Maple Sugaring in the Adirondacks
You may know that the Sugar Maple is New York State's official tree, yet it still might be a surprise to learn that New York State is the second largest producer of maple syrup in the United States. Tucked away in the northernmost region of the state, the Adirondack Region accounts for nearly one-third of the state's production. So you might say that maple sugaring is big business here in the North Country.
How to Make Maple Syrup
The prime time for harvesting maple syrup begins when daytime temperatures rise above freezing while the nights continue to dip back again. This regular temperature fluctuation creates ideal conditions for sap flow in sugar maple trees, and in the Adirondacks this happens sometime around the end of February.
Taps are placed about four-and-a-half feet up from the ground in a tree that is 12 inches or greater in diameter, while trees larger than 18 inches in diameter can accommodate two taps if placed correctly.
To collect the sap, plastic tubing is rigged from tap to tap, allowing sap to flow directly into a storage tank at a nearby sugar shack for processing. You may have seen this distinctive blue piping running along cross-country ski trails and roadways, or seen the traditional buckets still used by smaller maple producers.

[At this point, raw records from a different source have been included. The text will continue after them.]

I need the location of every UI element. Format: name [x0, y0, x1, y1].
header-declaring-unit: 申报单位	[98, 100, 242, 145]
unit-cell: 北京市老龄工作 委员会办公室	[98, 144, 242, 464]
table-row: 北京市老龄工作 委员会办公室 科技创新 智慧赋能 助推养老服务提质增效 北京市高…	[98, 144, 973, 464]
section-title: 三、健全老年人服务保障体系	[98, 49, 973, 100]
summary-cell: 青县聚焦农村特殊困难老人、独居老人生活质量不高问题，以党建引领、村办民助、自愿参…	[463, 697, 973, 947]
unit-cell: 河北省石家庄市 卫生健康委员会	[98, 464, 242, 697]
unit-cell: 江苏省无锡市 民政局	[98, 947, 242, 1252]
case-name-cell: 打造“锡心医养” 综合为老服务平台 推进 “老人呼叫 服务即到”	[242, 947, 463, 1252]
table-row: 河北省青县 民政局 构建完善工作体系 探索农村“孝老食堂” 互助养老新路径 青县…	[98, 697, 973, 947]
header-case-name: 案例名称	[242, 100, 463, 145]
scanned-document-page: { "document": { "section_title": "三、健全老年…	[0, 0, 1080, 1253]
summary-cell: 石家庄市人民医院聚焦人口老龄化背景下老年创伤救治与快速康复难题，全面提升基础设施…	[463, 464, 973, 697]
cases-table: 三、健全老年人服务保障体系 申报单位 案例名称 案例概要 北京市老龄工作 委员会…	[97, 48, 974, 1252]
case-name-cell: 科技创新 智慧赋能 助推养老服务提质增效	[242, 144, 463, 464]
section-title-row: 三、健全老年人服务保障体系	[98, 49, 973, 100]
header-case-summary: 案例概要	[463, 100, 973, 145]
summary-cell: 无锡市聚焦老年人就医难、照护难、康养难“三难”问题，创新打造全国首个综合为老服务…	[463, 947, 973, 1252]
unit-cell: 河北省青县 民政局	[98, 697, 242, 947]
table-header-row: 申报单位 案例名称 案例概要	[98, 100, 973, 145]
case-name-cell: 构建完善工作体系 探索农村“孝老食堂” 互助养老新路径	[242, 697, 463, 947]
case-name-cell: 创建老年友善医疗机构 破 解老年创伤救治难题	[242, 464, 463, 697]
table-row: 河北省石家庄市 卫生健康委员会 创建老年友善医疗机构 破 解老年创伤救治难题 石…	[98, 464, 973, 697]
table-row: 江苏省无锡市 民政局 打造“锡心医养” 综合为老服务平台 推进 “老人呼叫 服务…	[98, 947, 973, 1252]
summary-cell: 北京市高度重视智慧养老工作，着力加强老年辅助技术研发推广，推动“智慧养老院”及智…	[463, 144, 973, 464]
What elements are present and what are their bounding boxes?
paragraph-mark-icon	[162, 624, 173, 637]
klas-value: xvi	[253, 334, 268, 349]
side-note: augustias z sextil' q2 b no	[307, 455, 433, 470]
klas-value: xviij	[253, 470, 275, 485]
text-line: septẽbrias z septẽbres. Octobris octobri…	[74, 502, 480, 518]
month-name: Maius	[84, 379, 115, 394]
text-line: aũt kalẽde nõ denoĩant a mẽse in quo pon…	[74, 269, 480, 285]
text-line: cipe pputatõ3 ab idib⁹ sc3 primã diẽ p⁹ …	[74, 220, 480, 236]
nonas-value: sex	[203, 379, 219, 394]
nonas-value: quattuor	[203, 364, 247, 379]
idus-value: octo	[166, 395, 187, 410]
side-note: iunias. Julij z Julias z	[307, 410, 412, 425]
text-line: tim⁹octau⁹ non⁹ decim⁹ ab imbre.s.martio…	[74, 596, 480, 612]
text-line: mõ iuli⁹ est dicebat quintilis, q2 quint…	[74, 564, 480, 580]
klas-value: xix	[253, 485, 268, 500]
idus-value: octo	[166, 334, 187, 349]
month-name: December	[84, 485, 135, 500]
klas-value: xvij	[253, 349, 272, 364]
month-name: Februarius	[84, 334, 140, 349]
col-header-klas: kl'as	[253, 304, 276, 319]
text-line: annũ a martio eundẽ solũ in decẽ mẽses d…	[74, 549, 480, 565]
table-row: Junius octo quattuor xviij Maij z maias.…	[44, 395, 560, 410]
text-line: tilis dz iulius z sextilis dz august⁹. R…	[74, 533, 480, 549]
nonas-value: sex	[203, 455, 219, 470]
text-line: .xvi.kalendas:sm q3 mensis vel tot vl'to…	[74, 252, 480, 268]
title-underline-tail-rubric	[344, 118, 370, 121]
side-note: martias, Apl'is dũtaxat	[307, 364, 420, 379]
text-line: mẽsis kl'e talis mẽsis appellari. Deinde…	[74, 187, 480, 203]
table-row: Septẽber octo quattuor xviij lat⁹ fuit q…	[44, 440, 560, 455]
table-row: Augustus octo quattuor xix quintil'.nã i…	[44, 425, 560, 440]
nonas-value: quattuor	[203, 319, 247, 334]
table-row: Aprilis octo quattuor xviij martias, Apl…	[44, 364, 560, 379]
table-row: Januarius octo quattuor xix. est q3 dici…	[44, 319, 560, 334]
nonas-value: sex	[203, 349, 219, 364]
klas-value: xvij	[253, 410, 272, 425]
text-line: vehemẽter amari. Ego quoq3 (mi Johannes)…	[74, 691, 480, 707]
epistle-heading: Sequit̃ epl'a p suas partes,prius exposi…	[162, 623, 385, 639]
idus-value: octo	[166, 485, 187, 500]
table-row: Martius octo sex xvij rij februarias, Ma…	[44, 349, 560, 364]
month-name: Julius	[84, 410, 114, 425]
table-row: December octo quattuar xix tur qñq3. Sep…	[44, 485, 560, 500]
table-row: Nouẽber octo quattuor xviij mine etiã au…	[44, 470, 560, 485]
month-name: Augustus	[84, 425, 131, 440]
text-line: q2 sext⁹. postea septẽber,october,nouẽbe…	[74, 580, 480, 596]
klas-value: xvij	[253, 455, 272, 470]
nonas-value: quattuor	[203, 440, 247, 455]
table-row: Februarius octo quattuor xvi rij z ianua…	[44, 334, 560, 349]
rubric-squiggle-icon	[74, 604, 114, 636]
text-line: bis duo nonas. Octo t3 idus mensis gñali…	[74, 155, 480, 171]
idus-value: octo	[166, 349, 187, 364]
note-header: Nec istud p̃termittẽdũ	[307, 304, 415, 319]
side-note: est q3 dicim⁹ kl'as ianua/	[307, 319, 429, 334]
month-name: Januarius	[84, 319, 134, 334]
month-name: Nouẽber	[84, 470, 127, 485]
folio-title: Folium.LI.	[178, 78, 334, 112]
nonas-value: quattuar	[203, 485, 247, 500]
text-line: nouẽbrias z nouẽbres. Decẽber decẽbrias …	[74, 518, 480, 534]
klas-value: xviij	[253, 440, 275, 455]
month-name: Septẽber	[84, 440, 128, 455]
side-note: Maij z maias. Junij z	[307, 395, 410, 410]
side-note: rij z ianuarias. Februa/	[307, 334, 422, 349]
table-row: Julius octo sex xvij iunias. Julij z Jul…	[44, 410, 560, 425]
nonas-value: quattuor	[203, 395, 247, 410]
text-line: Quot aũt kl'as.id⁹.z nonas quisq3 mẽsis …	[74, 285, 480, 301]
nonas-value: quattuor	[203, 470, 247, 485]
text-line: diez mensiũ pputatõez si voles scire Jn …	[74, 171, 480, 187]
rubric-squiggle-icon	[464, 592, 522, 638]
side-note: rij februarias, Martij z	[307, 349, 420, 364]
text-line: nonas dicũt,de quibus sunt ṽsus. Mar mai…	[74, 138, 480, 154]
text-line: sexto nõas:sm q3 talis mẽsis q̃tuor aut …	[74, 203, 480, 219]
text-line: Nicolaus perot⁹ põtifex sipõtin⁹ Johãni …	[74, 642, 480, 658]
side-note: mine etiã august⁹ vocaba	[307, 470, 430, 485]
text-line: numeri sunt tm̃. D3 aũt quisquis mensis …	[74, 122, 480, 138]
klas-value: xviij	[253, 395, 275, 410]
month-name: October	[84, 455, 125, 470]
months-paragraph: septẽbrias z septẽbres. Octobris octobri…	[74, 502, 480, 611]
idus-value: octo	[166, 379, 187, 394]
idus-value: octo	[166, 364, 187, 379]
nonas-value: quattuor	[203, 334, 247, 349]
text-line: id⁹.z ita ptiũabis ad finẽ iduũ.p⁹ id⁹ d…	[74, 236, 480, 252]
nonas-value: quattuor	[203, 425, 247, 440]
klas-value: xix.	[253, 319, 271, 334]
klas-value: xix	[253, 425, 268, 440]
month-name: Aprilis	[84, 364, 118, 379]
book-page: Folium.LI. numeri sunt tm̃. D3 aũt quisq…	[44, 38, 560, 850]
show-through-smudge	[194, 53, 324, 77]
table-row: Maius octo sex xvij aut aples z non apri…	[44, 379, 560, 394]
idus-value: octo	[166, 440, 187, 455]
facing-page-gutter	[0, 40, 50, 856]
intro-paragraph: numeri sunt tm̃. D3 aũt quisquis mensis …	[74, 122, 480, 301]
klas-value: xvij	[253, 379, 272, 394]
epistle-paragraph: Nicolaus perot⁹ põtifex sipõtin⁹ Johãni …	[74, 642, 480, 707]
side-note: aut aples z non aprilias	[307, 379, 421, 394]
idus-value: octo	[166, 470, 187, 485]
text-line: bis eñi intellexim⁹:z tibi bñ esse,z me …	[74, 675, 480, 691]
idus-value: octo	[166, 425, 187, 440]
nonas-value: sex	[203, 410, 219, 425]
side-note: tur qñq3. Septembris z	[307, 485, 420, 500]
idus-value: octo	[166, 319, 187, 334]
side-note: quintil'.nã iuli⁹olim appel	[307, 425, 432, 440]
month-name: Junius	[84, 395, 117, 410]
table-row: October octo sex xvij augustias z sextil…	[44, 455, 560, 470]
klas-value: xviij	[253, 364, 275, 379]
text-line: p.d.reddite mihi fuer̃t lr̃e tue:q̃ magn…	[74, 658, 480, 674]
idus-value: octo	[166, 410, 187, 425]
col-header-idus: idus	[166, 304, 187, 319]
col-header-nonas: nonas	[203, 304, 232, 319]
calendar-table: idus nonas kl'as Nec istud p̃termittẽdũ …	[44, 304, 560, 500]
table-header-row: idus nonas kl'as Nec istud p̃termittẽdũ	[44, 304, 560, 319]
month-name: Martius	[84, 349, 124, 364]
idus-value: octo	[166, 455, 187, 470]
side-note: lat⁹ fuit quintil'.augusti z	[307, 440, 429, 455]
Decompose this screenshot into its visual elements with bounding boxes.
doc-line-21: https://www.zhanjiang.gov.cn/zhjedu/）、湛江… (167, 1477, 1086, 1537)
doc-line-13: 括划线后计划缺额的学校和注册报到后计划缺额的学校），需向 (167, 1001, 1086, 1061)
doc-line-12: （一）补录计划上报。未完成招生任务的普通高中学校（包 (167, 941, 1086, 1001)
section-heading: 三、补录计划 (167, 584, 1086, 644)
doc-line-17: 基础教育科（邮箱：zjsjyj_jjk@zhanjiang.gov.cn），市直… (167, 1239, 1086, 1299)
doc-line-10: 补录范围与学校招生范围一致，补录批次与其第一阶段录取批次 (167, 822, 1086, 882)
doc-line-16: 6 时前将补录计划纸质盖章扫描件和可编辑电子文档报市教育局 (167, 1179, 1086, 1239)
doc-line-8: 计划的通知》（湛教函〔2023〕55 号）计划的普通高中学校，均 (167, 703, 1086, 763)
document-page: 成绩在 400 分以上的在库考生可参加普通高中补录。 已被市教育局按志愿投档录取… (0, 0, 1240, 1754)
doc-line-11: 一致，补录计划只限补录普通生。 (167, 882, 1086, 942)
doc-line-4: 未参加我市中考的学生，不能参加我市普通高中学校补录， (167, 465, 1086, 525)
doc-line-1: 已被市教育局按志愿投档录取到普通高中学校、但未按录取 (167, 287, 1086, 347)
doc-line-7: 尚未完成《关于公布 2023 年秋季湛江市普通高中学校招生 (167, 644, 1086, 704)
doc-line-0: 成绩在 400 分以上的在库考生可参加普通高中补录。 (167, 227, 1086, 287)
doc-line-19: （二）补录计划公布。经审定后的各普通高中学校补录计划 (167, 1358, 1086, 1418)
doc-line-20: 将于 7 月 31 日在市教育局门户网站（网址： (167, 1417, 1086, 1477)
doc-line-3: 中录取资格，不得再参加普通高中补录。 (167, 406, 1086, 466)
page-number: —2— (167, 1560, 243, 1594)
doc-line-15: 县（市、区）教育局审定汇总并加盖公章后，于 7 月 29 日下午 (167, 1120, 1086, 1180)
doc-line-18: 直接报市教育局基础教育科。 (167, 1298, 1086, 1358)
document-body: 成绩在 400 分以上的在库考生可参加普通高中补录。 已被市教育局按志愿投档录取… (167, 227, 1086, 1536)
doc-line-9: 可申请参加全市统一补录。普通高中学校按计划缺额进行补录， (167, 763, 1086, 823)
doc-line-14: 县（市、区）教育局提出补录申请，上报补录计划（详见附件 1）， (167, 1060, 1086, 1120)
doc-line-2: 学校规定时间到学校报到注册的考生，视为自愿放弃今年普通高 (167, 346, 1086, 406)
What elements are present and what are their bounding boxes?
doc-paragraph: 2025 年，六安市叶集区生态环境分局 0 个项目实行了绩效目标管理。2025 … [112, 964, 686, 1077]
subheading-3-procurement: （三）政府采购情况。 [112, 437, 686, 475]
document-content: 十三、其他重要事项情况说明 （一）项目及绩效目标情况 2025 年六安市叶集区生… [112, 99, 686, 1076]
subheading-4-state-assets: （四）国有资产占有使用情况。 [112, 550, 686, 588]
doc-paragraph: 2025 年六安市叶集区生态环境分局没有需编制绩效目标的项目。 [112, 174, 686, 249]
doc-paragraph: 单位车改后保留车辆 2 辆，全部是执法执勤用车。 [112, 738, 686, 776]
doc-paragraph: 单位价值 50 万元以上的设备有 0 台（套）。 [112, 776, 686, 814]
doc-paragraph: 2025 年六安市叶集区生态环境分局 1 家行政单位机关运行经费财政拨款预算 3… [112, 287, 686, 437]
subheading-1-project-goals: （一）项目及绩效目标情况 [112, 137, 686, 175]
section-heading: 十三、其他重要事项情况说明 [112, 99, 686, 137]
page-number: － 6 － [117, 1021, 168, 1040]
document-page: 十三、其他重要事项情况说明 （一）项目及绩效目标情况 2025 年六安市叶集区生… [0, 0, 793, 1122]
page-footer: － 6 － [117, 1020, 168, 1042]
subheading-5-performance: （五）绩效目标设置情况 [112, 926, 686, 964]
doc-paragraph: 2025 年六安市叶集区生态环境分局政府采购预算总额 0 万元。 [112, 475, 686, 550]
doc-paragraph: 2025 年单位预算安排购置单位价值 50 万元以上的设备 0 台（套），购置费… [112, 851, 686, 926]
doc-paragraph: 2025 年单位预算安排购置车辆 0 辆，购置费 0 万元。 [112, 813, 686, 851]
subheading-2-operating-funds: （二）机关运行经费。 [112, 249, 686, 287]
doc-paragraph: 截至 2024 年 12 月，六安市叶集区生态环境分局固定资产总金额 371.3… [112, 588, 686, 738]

Once stored, the processing of maple syrup begins by feeding it into an evaporator and heated up to remove excess moisture. Like sauce bubbling in a pan on your stove, this removal of moisture concentrates the sugars. Once the maple syrup reaches a 66% to 67% sugar concentration, it is moved to a finishing pan, then cooled, filtered, graded and bottled.
American Maple Museum
Looking to learn more about maple syrup and the maple sugaring process? If you're looking for a side trip when you're in the Adirondacks region, the American Maple Museum in Croghan, NY is a great destination. Founded in 1977, the Museum has preserved New York State's maple legacy with displays of the history of Adirondack maple syrup production, a heritage that dates back to the Native Americans who first discovered the delicious natural treat - by accident, if the legend is true. Distance from South Meadow Farm: (2h 20min) 116 miles.